Mr daniel_k's work did not in any way allow himself or any other users of Creative technology to deprive Creative of revenue or offer a means for them to do so. In fact, they'd need to have purchased Creative technology to use Mr daniel_k's modified drivers.
Neither did daniel_k's work attempt to mislead people into thinking his product was authorized by Creative.

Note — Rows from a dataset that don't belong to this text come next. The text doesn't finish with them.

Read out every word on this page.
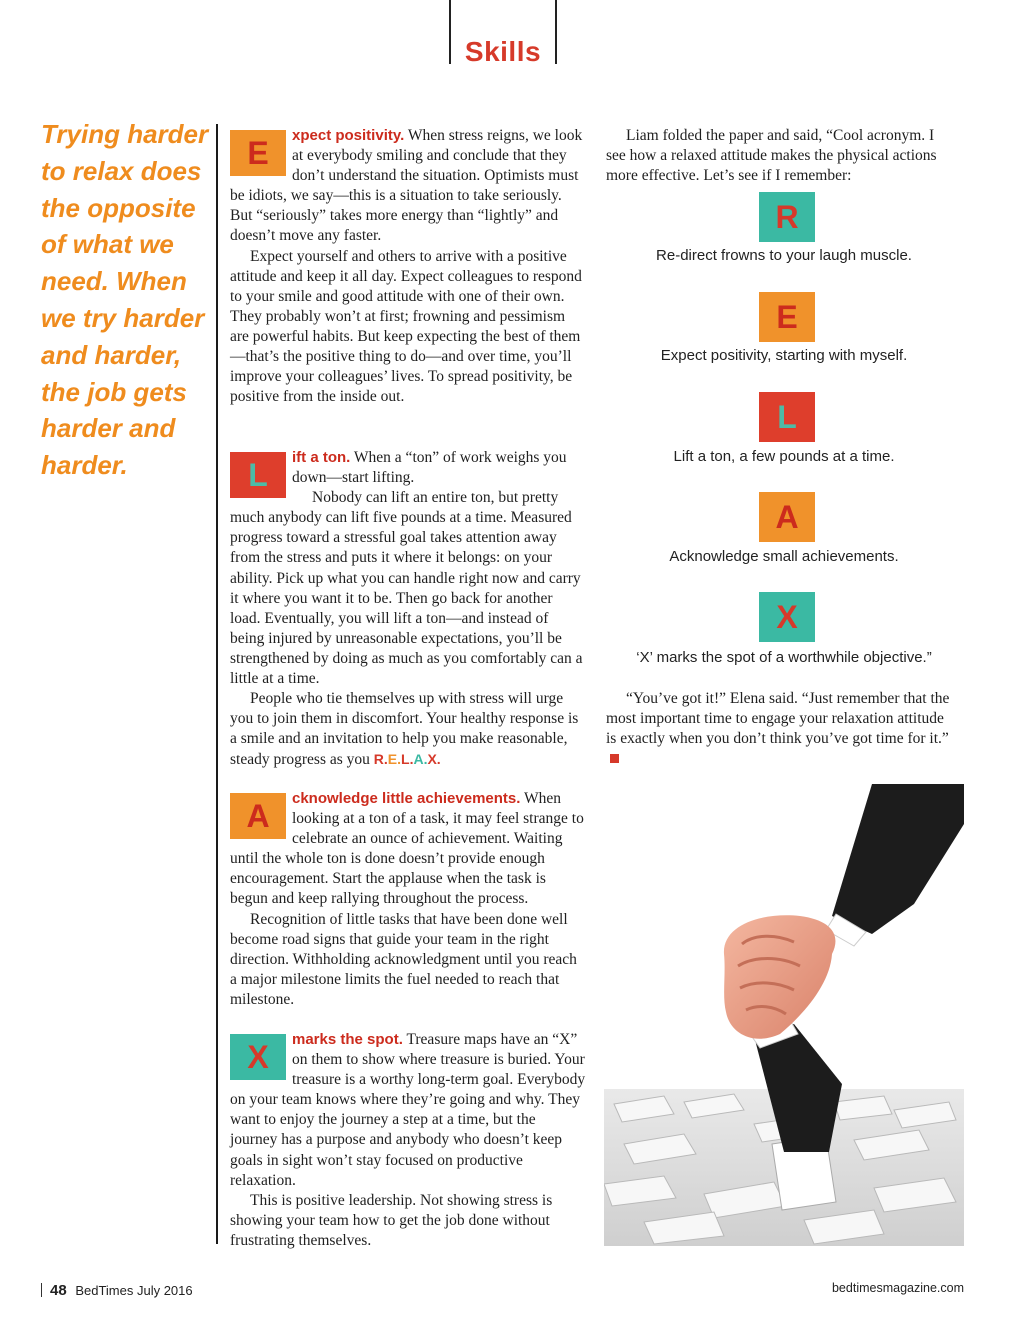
Skills
Trying harder to relax does the opposite of what we need. When we try harder and harder, the job gets harder and harder.
E	xpect positivity. When stress reigns, we look at everybody smiling and conclude that they don’t understand the situation. Optimists must be idiots, we say—this is a situation to take seriously. But “seriously” takes more energy than “lightly” and doesn’t move any faster.

Expect yourself and others to arrive with a positive attitude and keep it all day. Expect colleagues to respond to your smile and good attitude with one of their own. They probably won’t at first; frowning and pessimism are powerful habits. But keep expecting the best of them—that’s the positive thing to do—and over time, you’ll improve your colleagues’ lives. To spread positivity, be positive from the inside out.

L	ift a ton. When a “ton” of work weighs you down—start lifting.

Nobody can lift an entire ton, but pretty much anybody can lift five pounds at a time. Measured progress toward a stressful goal takes attention away from the stress and puts it where it belongs: on your ability. Pick up what you can handle right now and carry it where you want it to be. Then go back for another load. Eventually, you will lift a ton—and instead of being injured by unreasonable expectations, you’ll be strengthened by doing as much as you comfortably can a little at a time.

People who tie themselves up with stress will urge you to join them in discomfort. Your healthy response is a smile and an invitation to help you make reasonable, steady progress as you R.E.L.A.X.

A	cknowledge little achievements. When looking at a ton of a task, it may feel strange to celebrate an ounce of achievement. Waiting until the whole ton is done doesn’t provide enough encouragement. Start the applause when the task is begun and keep rallying throughout the process.

Recognition of little tasks that have been done well become road signs that guide your team in the right direction. Withholding acknowledgment until you reach a major milestone limits the fuel needed to reach that milestone.

X	marks the spot. Treasure maps have an “X” on them to show where treasure is buried. Your treasure is a worthy long-term goal. Everybody on your team knows where they’re going and why. They want to enjoy the journey a step at a time, but the journey has a purpose and anybody who doesn’t keep goals in sight won’t stay focused on productive relaxation.

This is positive leadership. Not showing stress is showing your team how to get the job done without frustrating themselves.

Liam folded the paper and said, “Cool acronym. I see how a relaxed attitude makes the physical actions more effective. Let’s see if I remember:

R
Re-direct frowns to your laugh muscle.
E
Expect positivity, starting with myself.
L
Lift a ton, a few pounds at a time.
A
Acknowledge small achievements.
X
‘X’ marks the spot of a worthwhile objective.”

“You’ve got it!” Elena said. “Just remember that the most important time to engage your relaxation attitude is exactly when you don’t think you’ve got time for it.”

48 BedTimes July 2016	bedtimesmagazine.com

Sure the drivers may not have passed through Creative's own internal quality control process, but the kind of people who scour bulletin boards looking for homebrew drivers are fully aware that they are using third-party code - even if such code is unstable and crashes their computers they will know that it is a problem with the author's code and not the Creative product itself.
Openness and ease of modification/programming have always been one of the best things about Creative products - I seem to remember the SoundBlaster becoming a de-facto standard which others emulated because of this ease of programming. Similarly, the most open products in today's marketplace become the most popular - look at the success of the Tivo, the Asus Eee and the Linksys WRT54L[inux] series of routers - all leaders in their respective categories in part because they allow and even encourage tinkering.
I urge you and your company to reconsider your approach to hobbyist developers - your most loyal brand ambassadors in a highly competitive marketplace.
Incidentally, I modded the hard drive in the MP3 player to 100Gb - does this mean I am considered a thief rather than a loyal customer?